Increasingly and perplexingly, into the vacuum drop one-sided reports via social media, not from professional journalists, but from aggrieved parties who, like single-issue campaigners or nefarious pressure groups with their own agenda, have access to mass communication and so can feed a narrative that often grossly distorts reality. If it were not for this fairly recent phenomenon, the decline in court reporting would perhaps matter less. Why, after all, does the public need to know about what actually happens in court? One answer, I suppose, is that some level of public legal education is desirable, especially when some politicians seem inclined to trample over the hitherto relatively sacrosanct territory of judicial independence.
Visceral attacks via social media and mainstream press on judges and the way we deliver justice are beginning to shake us out of our complacency. For those who habituate the courts, the lack of public understanding of what actually happens and how law and procedure works in practice and the constant distortion of public perception set against our own experience of the reality, is becoming troublesome. That in itself might matter less if ill-informed public outcry ran no risk of a misguided reactive policy initiative by politicians.
But the new pattern is now familiar. The peg upon which the outcry feeds is fed into social media and then the press, who were invariably absent from court, pick up the story. Rarely is a sufficient transcript obtained to provide adequate context, and what is made available is not always published by the judiciary in time to prevent distortion or misreporting. The resulting headlines feed myths and politicians win points by taking up arms to defeat the imagined problem.
There is a small army of admirable bloggers and Tweeters who spend their time correcting misapprehension of what has happened in court as best they can. Many are barristers familiar with court process, so when they see an unlikely headline, they know where to find the judgment, the sentencing remarks, and the law – if such things have been published. They work to put the misperception right. They perform a valuable service because there are many less responsible pundits and politicians who, left unchecked, would be perfectly prepared to feed the immediate frenzy and fuel knee-jerk calls for reform of this or that.
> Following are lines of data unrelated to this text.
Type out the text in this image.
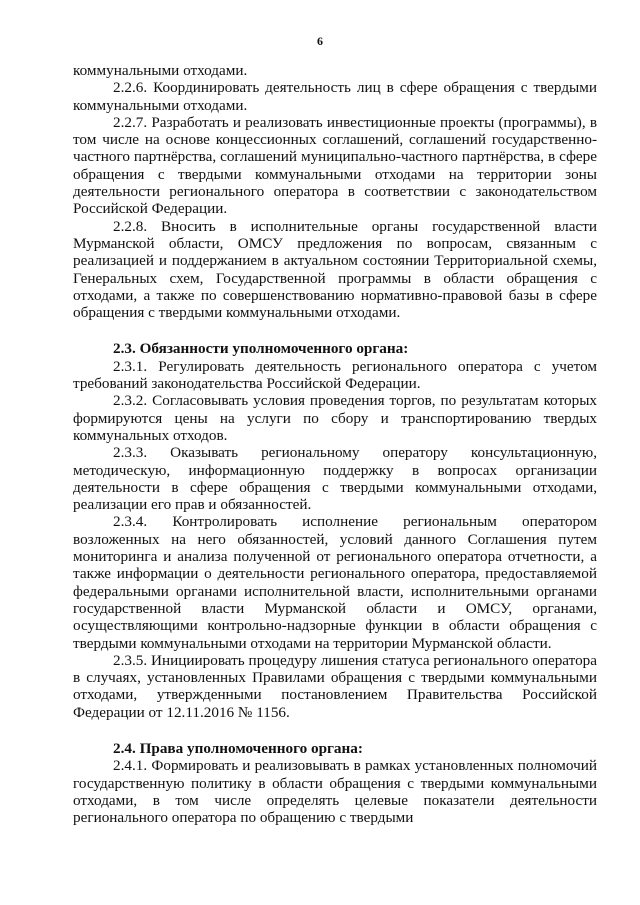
6

коммунальными отходами.

2.2.6. Координировать деятельность лиц в сфере обращения с твердыми коммунальными отходами.

2.2.7. Разработать и реализовать инвестиционные проекты (программы), в том числе на основе концессионных соглашений, соглашений государственно-частного партнёрства, соглашений муниципально-частного партнёрства, в сфере обращения с твердыми коммунальными отходами на территории зоны деятельности регионального оператора в соответствии с законодательством Российской Федерации.

2.2.8. Вносить в исполнительные органы государственной власти Мурманской области, ОМСУ предложения по вопросам, связанным с реализацией и поддержанием в актуальном состоянии Территориальной схемы, Генеральных схем, Государственной программы в области обращения с отходами, а также по совершенствованию нормативно-правовой базы в сфере обращения с твердыми коммунальными отходами.

2.3. Обязанности уполномоченного органа:

2.3.1. Регулировать деятельность регионального оператора с учетом требований законодательства Российской Федерации.

2.3.2. Согласовывать условия проведения торгов, по результатам которых формируются цены на услуги по сбору и транспортированию твердых коммунальных отходов.

2.3.3. Оказывать региональному оператору консультационную, методическую, информационную поддержку в вопросах организации деятельности в сфере обращения с твердыми коммунальными отходами, реализации его прав и обязанностей.

2.3.4. Контролировать исполнение региональным оператором возложенных на него обязанностей, условий данного Соглашения путем мониторинга и анализа полученной от регионального оператора отчетности, а также информации о деятельности регионального оператора, предоставляемой федеральными органами исполнительной власти, исполнительными органами государственной власти Мурманской области и ОМСУ, органами, осуществляющими контрольно-надзорные функции в области обращения с твердыми коммунальными отходами на территории Мурманской области.

2.3.5. Инициировать процедуру лишения статуса регионального оператора в случаях, установленных Правилами обращения с твердыми коммунальными отходами, утвержденными постановлением Правительства Российской Федерации от 12.11.2016 № 1156.

2.4. Права уполномоченного органа:

2.4.1. Формировать и реализовывать в рамках установленных полномочий государственную политику в области обращения с твердыми коммунальными отходами, в том числе определять целевые показатели деятельности регионального оператора по обращению с твердыми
The problem is probably at its most acute in the Family Courts. A decline in the number of court reporters and the limited number of published judgments, exacerbated by individuals and pressure groups who use social media to promote their particular agenda, often results in attacks not merely upon the process but on the judges and the lawyers trying to assist them. Even where cases are covered by the press, they rarely link to the judgment or set out the full context, and some are downright misleading. Journalists rarely attend court in such cases, at least partly because these hearings are not helpfully signposted in a way that criminal trials are. There are, of course, restrictions on what can be reported which can hamper a journalist’s ability to produce copy that will sell papers, and which can feed speculation about what corruption and injustice is going on behind ‘closed doors’. But there is much that can be reported, and much therefore that would, if it were more widely known, provide context for the public and for politicians when social media attacks are launched.
Some family barristers are trying to help put things right. The Transparency Project is tackling this head-on. I went to a meeting a few days ago when their commendable Media Guide was launched. The Transparency Project’s Family Court Reporting Watch is funded by the Legal Education Foundation and is specifically aimed at correcting misreporting and explaining the legal context of news stories in plain English. Initiatives of this sort may help to reduce the dangerous void personified by the vacant press seats in our courts.